Queen Raymonde, kneeling, floated her fingers just above the body.

 “I'm gettin' me some powerful electricals,” she said. “Not no little prickly-ass shit, neither.”

Guillermo scanned the room for the victim’s clothing or any other personal effects. Nothing.

“Do the electricals tell you why he was naked?”

“We all born into this world naked,” she pronounced, still wriggling her fingers. “Maybe he didn’t know if he comin’ or goin’.”

Guillermo ignored her. This still wasn't the loose end that was eluding him. He took a closer look at the body.

The man had been a giant. Well over six feet tall even without his head. The musculature was unbelievable; the victim was clearly some kind of monster bodybuilder. Not unusual for guys who've spent years in prison pumping iron, but the body had no jailhouse tattoos. No interesting marks, moles, scars or anything else.

“Think he was a brother?” Guillermo asked.

“Brother?” snapped Queen Raymonde. “Don't you be callin' black men brother! If you want to know if he African-American then you ask me if he be African-American!”

“Think he was African-American?” Guillermo asked.

“Can’t rightly say,” Queen Raymonde replied. “Maybe Halle Berry black. Could be Mexican. Could be Eye-talian or A-rab or one hell of a big Jew. Could be a white ass college boy with a good tan. Whoever he was, he had the goods to be a lady pleaser.”

She had a point there. From the neck down, the man was perfect. Above the neck was another story. Guillermo reached into his pocket and took out a small digital recorder to dictate notes.

“The subject was effectively decapitated by a shotgun blast. Blood spatter and mass trajectory suggests that the barrel of the gun was inside the subject's mouth. Virtually everything above the lower jaw is gone. The lower jaw, though attached, has been shattered by the blast and only a few teeth remain. The tongue is intact and shows surprisingly little damage. The esophagus is fully exposed and open.”

Guillermo knelt close to the body, examining the ragged stump of neck more closely.

“At the back of the neck there is a clump of bone and tissue. It appears to be the top of the spinal cord and brainstem. This clump has several square inches of flesh and cranial matter attached. The arterial spray...”

Oh shit! thought Guillermo, switching off the recorder. He stood to take in a wider view.

“Queenie, look at the carpet.”

“It's one ugly ass carpet,” she observed. “Pattern just screams Property of the Fuck Me Motel.”

“We shouldn't be seeing the pattern,” said Guillermo. “That's what's been bugging me but I couldn't put my finger on it. We should be standing in a pool of blood, but we're not. There's barely any blood on the floor at all.”

Queen Raymonde stood quickly and stepped back from the body.

“That ain't right,” she agreed. “Lord, I'm gettin' the bad electricals again!”

Guillermo hurried out the motel room's open door and grabbed the squeaky detective.

“We need more investigators NOW,” barked Guillermo. “There's not enough blood on the floor for the shooting to have happened here!”

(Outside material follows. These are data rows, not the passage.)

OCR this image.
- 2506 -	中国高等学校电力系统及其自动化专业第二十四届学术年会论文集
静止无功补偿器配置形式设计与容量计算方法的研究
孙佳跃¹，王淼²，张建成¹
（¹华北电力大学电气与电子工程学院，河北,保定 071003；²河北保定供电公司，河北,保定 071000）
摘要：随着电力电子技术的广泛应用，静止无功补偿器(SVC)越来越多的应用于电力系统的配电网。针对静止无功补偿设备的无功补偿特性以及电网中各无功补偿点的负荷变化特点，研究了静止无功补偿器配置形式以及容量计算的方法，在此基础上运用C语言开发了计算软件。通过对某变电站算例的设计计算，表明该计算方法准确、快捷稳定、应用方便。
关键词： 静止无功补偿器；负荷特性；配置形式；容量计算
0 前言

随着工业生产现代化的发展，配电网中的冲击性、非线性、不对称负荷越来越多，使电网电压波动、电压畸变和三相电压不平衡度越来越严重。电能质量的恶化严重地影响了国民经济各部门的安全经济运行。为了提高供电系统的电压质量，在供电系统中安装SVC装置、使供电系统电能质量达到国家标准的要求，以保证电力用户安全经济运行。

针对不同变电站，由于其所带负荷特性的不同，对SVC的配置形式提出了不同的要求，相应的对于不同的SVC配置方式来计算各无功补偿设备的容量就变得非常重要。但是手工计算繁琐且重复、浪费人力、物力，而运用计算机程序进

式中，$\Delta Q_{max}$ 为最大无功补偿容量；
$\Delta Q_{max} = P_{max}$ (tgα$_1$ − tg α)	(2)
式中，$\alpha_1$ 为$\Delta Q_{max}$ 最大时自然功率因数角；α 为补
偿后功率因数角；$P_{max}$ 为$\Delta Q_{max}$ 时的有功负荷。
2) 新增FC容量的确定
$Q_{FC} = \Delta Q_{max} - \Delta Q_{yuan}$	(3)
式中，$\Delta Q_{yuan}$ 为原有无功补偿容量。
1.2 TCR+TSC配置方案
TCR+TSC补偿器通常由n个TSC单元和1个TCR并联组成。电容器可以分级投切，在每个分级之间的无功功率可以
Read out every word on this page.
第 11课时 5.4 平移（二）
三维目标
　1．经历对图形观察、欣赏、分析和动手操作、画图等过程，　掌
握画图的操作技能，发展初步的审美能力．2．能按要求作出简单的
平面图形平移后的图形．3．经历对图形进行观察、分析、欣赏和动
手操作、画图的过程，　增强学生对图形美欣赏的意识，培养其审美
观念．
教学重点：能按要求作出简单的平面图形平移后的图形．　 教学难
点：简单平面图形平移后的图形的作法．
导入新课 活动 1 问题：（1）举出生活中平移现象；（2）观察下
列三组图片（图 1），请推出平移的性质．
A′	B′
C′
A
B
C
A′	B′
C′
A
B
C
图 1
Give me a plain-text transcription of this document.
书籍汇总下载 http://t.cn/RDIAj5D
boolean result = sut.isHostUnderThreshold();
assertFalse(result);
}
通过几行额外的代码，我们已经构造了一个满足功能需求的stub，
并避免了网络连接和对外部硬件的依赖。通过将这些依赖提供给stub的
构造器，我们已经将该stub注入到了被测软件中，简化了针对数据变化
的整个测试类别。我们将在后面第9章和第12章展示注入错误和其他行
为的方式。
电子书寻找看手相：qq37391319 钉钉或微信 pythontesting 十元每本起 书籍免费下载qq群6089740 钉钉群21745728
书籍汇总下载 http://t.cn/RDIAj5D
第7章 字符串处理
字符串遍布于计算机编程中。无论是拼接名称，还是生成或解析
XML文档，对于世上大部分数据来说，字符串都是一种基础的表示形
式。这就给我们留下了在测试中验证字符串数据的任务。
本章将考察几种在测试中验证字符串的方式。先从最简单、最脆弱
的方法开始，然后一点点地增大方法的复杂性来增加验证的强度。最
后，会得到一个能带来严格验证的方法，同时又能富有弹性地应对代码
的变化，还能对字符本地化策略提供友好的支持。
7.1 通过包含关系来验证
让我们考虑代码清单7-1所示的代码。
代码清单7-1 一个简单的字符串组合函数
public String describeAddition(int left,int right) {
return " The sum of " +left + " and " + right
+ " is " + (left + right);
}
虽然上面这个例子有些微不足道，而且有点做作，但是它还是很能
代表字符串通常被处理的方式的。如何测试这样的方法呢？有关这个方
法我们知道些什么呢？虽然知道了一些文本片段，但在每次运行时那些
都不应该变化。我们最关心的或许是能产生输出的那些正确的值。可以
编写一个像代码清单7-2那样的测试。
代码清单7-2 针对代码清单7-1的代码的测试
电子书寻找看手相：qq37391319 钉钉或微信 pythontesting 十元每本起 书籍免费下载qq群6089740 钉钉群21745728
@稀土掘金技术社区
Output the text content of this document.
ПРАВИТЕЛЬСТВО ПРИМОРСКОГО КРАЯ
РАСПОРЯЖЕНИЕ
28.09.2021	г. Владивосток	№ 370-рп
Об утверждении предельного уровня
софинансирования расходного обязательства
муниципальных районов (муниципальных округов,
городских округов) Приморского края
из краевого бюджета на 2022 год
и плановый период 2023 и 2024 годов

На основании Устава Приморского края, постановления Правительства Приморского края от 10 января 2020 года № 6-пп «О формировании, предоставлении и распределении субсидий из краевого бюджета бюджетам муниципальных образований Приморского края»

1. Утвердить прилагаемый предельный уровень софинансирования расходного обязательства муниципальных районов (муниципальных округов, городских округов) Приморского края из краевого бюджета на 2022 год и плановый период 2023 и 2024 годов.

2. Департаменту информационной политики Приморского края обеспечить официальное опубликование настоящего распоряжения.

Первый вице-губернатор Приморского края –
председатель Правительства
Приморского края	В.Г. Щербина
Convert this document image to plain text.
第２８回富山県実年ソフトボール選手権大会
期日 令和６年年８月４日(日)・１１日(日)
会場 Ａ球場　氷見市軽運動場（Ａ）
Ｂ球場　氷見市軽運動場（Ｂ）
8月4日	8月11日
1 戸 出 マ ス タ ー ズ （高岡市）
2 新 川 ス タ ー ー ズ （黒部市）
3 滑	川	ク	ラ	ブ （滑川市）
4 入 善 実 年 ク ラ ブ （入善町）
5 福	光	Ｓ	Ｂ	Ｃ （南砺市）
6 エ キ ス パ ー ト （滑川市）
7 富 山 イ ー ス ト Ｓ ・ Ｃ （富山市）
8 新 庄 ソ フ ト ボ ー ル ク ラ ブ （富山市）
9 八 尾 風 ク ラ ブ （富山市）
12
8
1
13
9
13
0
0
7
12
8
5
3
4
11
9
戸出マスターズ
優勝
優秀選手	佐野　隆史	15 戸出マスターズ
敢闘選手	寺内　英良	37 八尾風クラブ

“But that doesn’t make sense!” stammered the detective, “People heard the shot come from this room! There's brains all over the place! There's most of a head on a lamp! Whatever happened, happened right here!”

“Then where's the blood from the body?” snapped Guillermo.

“Couldn't it still be inside the body?” the detective asked.

Further argument was cut off by screams from the interior of the room and a rhythmic thumping sound.

“JESUS JESUS JESUS!” shrieked Queen Raymonde as she bolted out the door, tripped over the officer who was passed out in his vomit, and somersaulted headfirst into the ambulance's front bumper.

Guillermo rushed into the motel room. The body was gone.

No, wait. It wasn't gone.

It was standing woozily in a corner, punching the wall.